Written and Directed by: Lukas Moodysson
Stories that embrace the lesbian teen experience without condescension are rare, and so very necessary. We've proven we can ridicule and satirise our teenagers on film (both gay and straight) and their real and perceived angst, but seldom does a film come along that is sweet without being saccharine and real without being preachy. Fucking Åmål was all this and more.
Famously, Fucking Åmål outperformed Titanic at the box office in Sweden, which shows just how much the Swedes took this little local film to their hearts. The word spread via film festivals until finally it was given wider arthouse distribution and a DVD release which is primarily how you can find it today, albeit under Show me Love, a sickly title taken from the name of the song in the film's credits.
Fucking Åmål doesn't suffer at all from the silly name change, except to lose some of the built-in claustrophobia the original title carries with it. Åmål is the town in which the film is set, and "fucking Åmål" is the catch-cry of the teenagers who live there, bored out of their minds and longing for anything meaningful to do.
Agnes (Rebecca Liljeberg) and her family have moved to Åmål from a larger town, and even after two years Agnes has failed to settle in and make friends. She's the school outcast, miserable and alone. She's also struggling with her sexuality and her painful crush on Elin, one of the prettiest, most popular girls in the school.
Elin is a typical bored teenager obviously acting out, mowing down everything in her path, including her long-suffering mother and sister. She's pretty, popular, precocious and unbearable. She can't even stand herself, which explains her attempts to forget who she is through alcohol and selfish behaviour. After hearing Agnes is rumoured to be a lesbian, Elin kisses Agnes on a dare, thus setting events in motion that lead Elin not only to question her own selfish existence, but her sexuality as well.

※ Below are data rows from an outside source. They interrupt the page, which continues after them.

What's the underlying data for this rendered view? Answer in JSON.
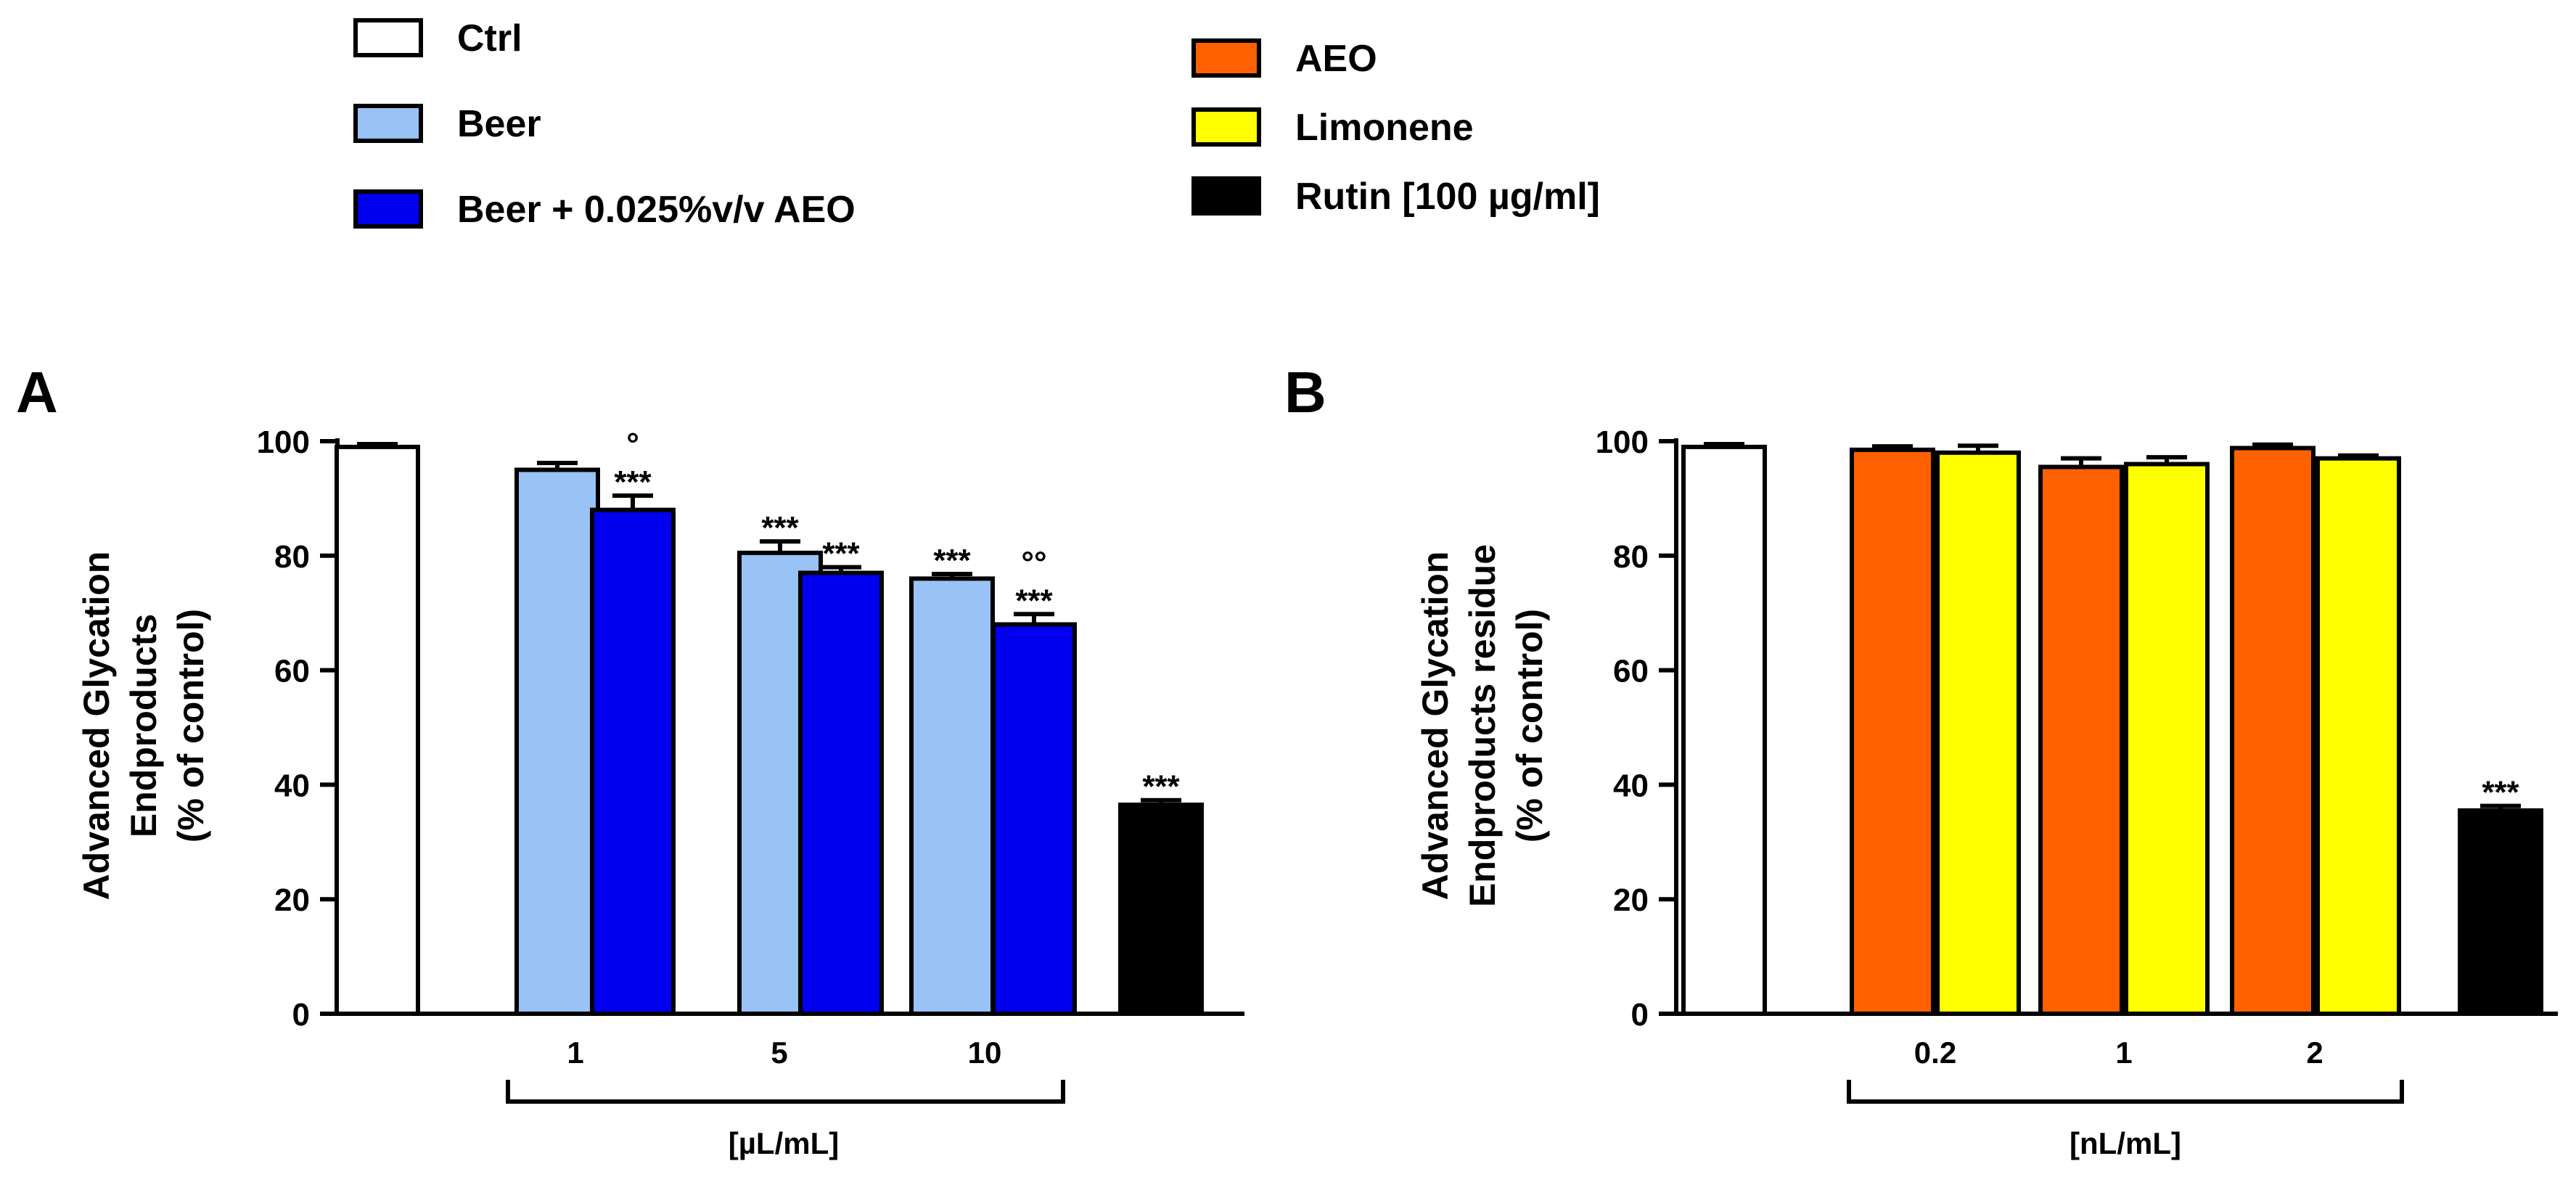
{
  "legend": [
    {
      "key": "ctrl",
      "label": "Ctrl",
      "color": "#ffffff"
    },
    {
      "key": "beer",
      "label": "Beer",
      "color": "#99c2f5"
    },
    {
      "key": "beer_aeo",
      "label": "Beer + 0.025%v/v AEO",
      "color": "#0000ee"
    },
    {
      "key": "aeo",
      "label": "AEO",
      "color": "#ff6000"
    },
    {
      "key": "limonene",
      "label": "Limonene",
      "color": "#ffff00"
    },
    {
      "key": "rutin",
      "label": "Rutin [100 µg/ml]",
      "color": "#000000"
    }
  ],
  "chart_data": [
    {
      "type": "bar",
      "panel": "A",
      "ylabel_lines": [
        "Advanced Glycation",
        "Endproducts",
        "(% of control)"
      ],
      "ylim": [
        0,
        100
      ],
      "yticks": [
        0,
        20,
        40,
        60,
        80,
        100
      ],
      "group_label": "[µL/mL]",
      "bars": [
        {
          "group": "",
          "series": "ctrl",
          "value": 99,
          "error": 0.5,
          "annotations": []
        },
        {
          "group": "1",
          "series": "beer",
          "value": 95,
          "error": 1.2,
          "annotations": []
        },
        {
          "group": "1",
          "series": "beer_aeo",
          "value": 88,
          "error": 2.5,
          "annotations": [
            "***",
            "°"
          ]
        },
        {
          "group": "5",
          "series": "beer",
          "value": 80.5,
          "error": 2.0,
          "annotations": [
            "***"
          ]
        },
        {
          "group": "5",
          "series": "beer_aeo",
          "value": 77,
          "error": 1.0,
          "annotations": [
            "***"
          ]
        },
        {
          "group": "10",
          "series": "beer",
          "value": 76,
          "error": 0.8,
          "annotations": [
            "***"
          ]
        },
        {
          "group": "10",
          "series": "beer_aeo",
          "value": 68,
          "error": 1.8,
          "annotations": [
            "***",
            "°°"
          ]
        },
        {
          "group": "",
          "series": "rutin",
          "value": 36.5,
          "error": 0.8,
          "annotations": [
            "***"
          ]
        }
      ],
      "group_ticks": [
        "1",
        "5",
        "10"
      ]
    },
    {
      "type": "bar",
      "panel": "B",
      "ylabel_lines": [
        "Advanced Glycation",
        "Endproducts residue",
        "(% of control)"
      ],
      "ylim": [
        0,
        100
      ],
      "yticks": [
        0,
        20,
        40,
        60,
        80,
        100
      ],
      "group_label": "[nL/mL]",
      "bars": [
        {
          "group": "",
          "series": "ctrl",
          "value": 99,
          "error": 0.5,
          "annotations": []
        },
        {
          "group": "0.2",
          "series": "aeo",
          "value": 98.5,
          "error": 0.6,
          "annotations": []
        },
        {
          "group": "0.2",
          "series": "limonene",
          "value": 98,
          "error": 1.2,
          "annotations": []
        },
        {
          "group": "1",
          "series": "aeo",
          "value": 95.5,
          "error": 1.5,
          "annotations": []
        },
        {
          "group": "1",
          "series": "limonene",
          "value": 96,
          "error": 1.2,
          "annotations": []
        },
        {
          "group": "2",
          "series": "aeo",
          "value": 98.8,
          "error": 0.6,
          "annotations": []
        },
        {
          "group": "2",
          "series": "limonene",
          "value": 97,
          "error": 0.5,
          "annotations": []
        },
        {
          "group": "",
          "series": "rutin",
          "value": 35.5,
          "error": 0.8,
          "annotations": [
            "***"
          ]
        }
      ],
      "group_ticks": [
        "0.2",
        "1",
        "2"
      ]
    }
  ]
}
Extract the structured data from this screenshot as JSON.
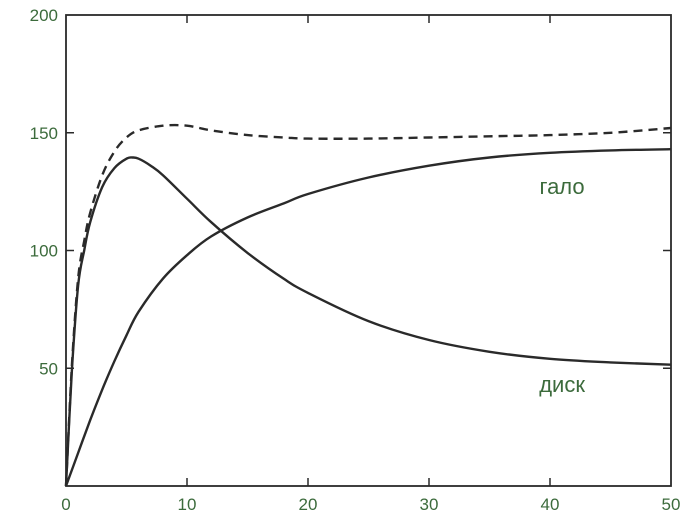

Agnes is so real. Her misery is palpable, her intensity so familiar from that stage in life we all went through when everything seemed so damned important. Incredibly, what rescues Agnes is that, despite her claims to the contrary, she never runs out of hope. She makes remarkable leaps of faith to reach out towards this girl who, at first glance, seems unworthy of her affection. Agnes sees qualities in the fickle Elin we don't, that we must come to see, which make all the pain worthwhile.
Elin for her part does everything she can to make Agnes's life miserable. She confirms to everyone that Agnes is gay. She starts going out with a shy older boy, partly to fool her bewildered sister but mostly in a vain attempt to fool herself. Agnes endures the taunts and watches with a gloomy sense of the inevitable, but never truly gives up on what she really wants.
Agnes must also cope with the meddlings of her well-meaning family. Her mother reads her diary and is shocked to find out about Agnes's sexuality. An attempt to confront Agnes with the truth goes horribly wrong. Her father attempts to pull his beloved daughter from her misery with promises that it gets better, but Agnes responds with a magnificent observation; it's all well and good to tell teenagers that it is outcasts who become successful, but stories of happiness years from now are little comfort to a teenager. The future is something that will happen, but feelings and emotions and raging hormones are the realities of now.
Our teenage years are a minefield of choices and possibilities. No one embodies that more than Elin who is a smart girl with ambition but no focus. Her single mother, worn down by the stress of work and raising two girls on her own, has disengaged and try as she might, cannot seem to connect with her strange youngest daughter.
Elin is different. Agnes sees that all along, but it takes us almost an entire film to see the truth. She's just like Agnes, struggling with the truth of who she is, but experiencing that flipside of basic teenage truths: you can be the most popular kid in school and still feel like an outcast if deep inside you know that everything you're doing is simply to keep up an image you don't believe in.
In the end we know Elin must make a leap of faith as big as the ones Agnes has made for her. Even hurt to the point of wanting to kill herself, Agnes is able to recognise and seize on the chance for happiness when it finally comes. The acting is so natural I felt uncomfortable at times, as if I were peeking into the lives of this bunch of emotionally and sexually charged teenagers.
The children here are cruel, merciless and extraordinarily naive, just like we all were at that age. Fucking Åmål neither condemns nor condones the paths any of the characters choose. What we see is the aftermath, for good and evil. Who gets the girl, who doesn't. Who suffers the most, who gets left by the wayside. One gets a sense that even though the last few frames are happy that this is simply the calm before the storm. We're sorry to have to leave because even in this boring little town with nothing to do, there seems to be so much more story to tell.
It's a real good movie with that typical Scandinavian or Swedish touch.